When working with measurements and calculations, accuracy and precision are of great importance. This is where the concept of significant figures comes into play. Significant figures, or 'sig figs', are the digits in a number that carry meaningful contribution to its precision. They include all non-zero digits, any zeros between significant digits, and any trailing zeros in the decimal portion.

For example, in the number 1.33876, all digits are significant because they represent precision in measurement. This importance becomes apparent during division; the quotient must be trimmed to maintain the level of precision from the least precise number involved in the operation. Typically, if you're dividing two numbers, the result should be presented with the same number of significant figures as the number with the fewest significant figures in the initial problem. In other words, significant figures keep our results consistent with the original data's precision levels.

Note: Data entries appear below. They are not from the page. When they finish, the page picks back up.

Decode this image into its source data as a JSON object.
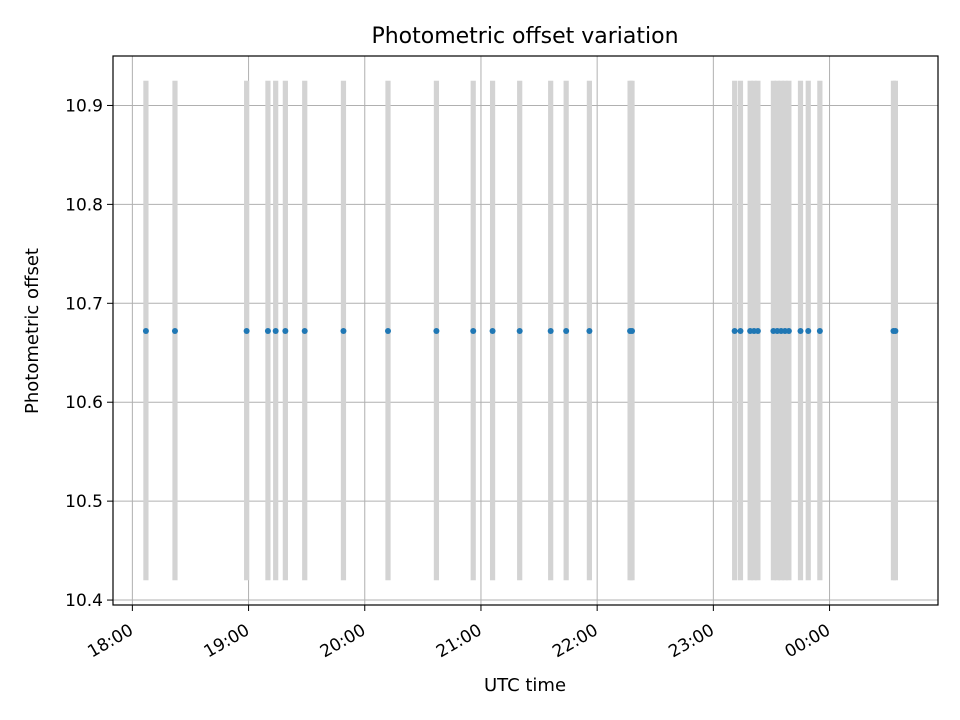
{
  "chart_data": {
    "type": "scatter",
    "title": "Photometric offset variation",
    "xlabel": "UTC time",
    "ylabel": "Photometric offset",
    "xlim": [
      "17:50",
      "00:56"
    ],
    "ylim": [
      10.395,
      10.95
    ],
    "x_ticks": [
      "18:00",
      "19:00",
      "20:00",
      "21:00",
      "22:00",
      "23:00",
      "00:00"
    ],
    "y_ticks": [
      10.4,
      10.5,
      10.6,
      10.7,
      10.8,
      10.9
    ],
    "grid": true,
    "band_range": [
      10.42,
      10.925
    ],
    "band_color": "#d3d3d3",
    "point_color": "#1f77b4",
    "series": [
      {
        "x": [
          "18:07",
          "18:22",
          "18:59",
          "19:10",
          "19:14",
          "19:19",
          "19:29",
          "19:49",
          "20:12",
          "20:37",
          "20:56",
          "21:06",
          "21:20",
          "21:36",
          "21:44",
          "21:56",
          "22:17",
          "22:18",
          "23:11",
          "23:14",
          "23:19",
          "23:21",
          "23:23",
          "23:31",
          "23:33",
          "23:35",
          "23:37",
          "23:39",
          "23:45",
          "23:49",
          "23:55",
          "00:33",
          "00:34"
        ],
        "y": [
          10.672,
          10.672,
          10.672,
          10.672,
          10.672,
          10.672,
          10.672,
          10.672,
          10.672,
          10.672,
          10.672,
          10.672,
          10.672,
          10.672,
          10.672,
          10.672,
          10.672,
          10.672,
          10.672,
          10.672,
          10.672,
          10.672,
          10.672,
          10.672,
          10.672,
          10.672,
          10.672,
          10.672,
          10.672,
          10.672,
          10.672,
          10.672,
          10.672
        ]
      }
    ]
  }
}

Decimal division can sometimes seem intimidating, but it follows the same basic principles as dividing whole numbers. When dividing numbers such as 94,840 by 1.33876, you're essentially finding how many times the divisor fits into the dividend. You can use long division or a calculator to find this value, which initially yields a long decimal number.

During manual calculations, aligning the decimal points is key. When the divisor is a decimal, you can make it a whole number by shifting the decimal point to the right; however, you must do the same to the dividend to keep the balance. This action does not change the quotient but simplifies the division. The number of digits after the decimal point in the quotient will often exceed the level of significance from our original numbers—this is when rounding comes into play.

Rounding decimals is a necessary step in many mathematical operations, particularly when the number of decimal places is excessive or when we need to adjust the precision of an answer to match the significant figures in a problem. After division, we are often left with a long string of digits after the decimal point, many of which may not be significant. Depending on the context, we round them to a certain number of decimal places.

To round a decimal, we look at the digit following the last significant figure we want to keep. If that digit is five or higher, we increase the final significant figure by one; if it is less than five, we leave it as is. In the example of dividing 94,840 by 1.33876, once we have our lengthy decimal answer, we round it to five significant figures, preserving the precision indicated by the original measurements. This not only communicates the accuracy of our calculation but also prevents the introduction of error from insignificant digits.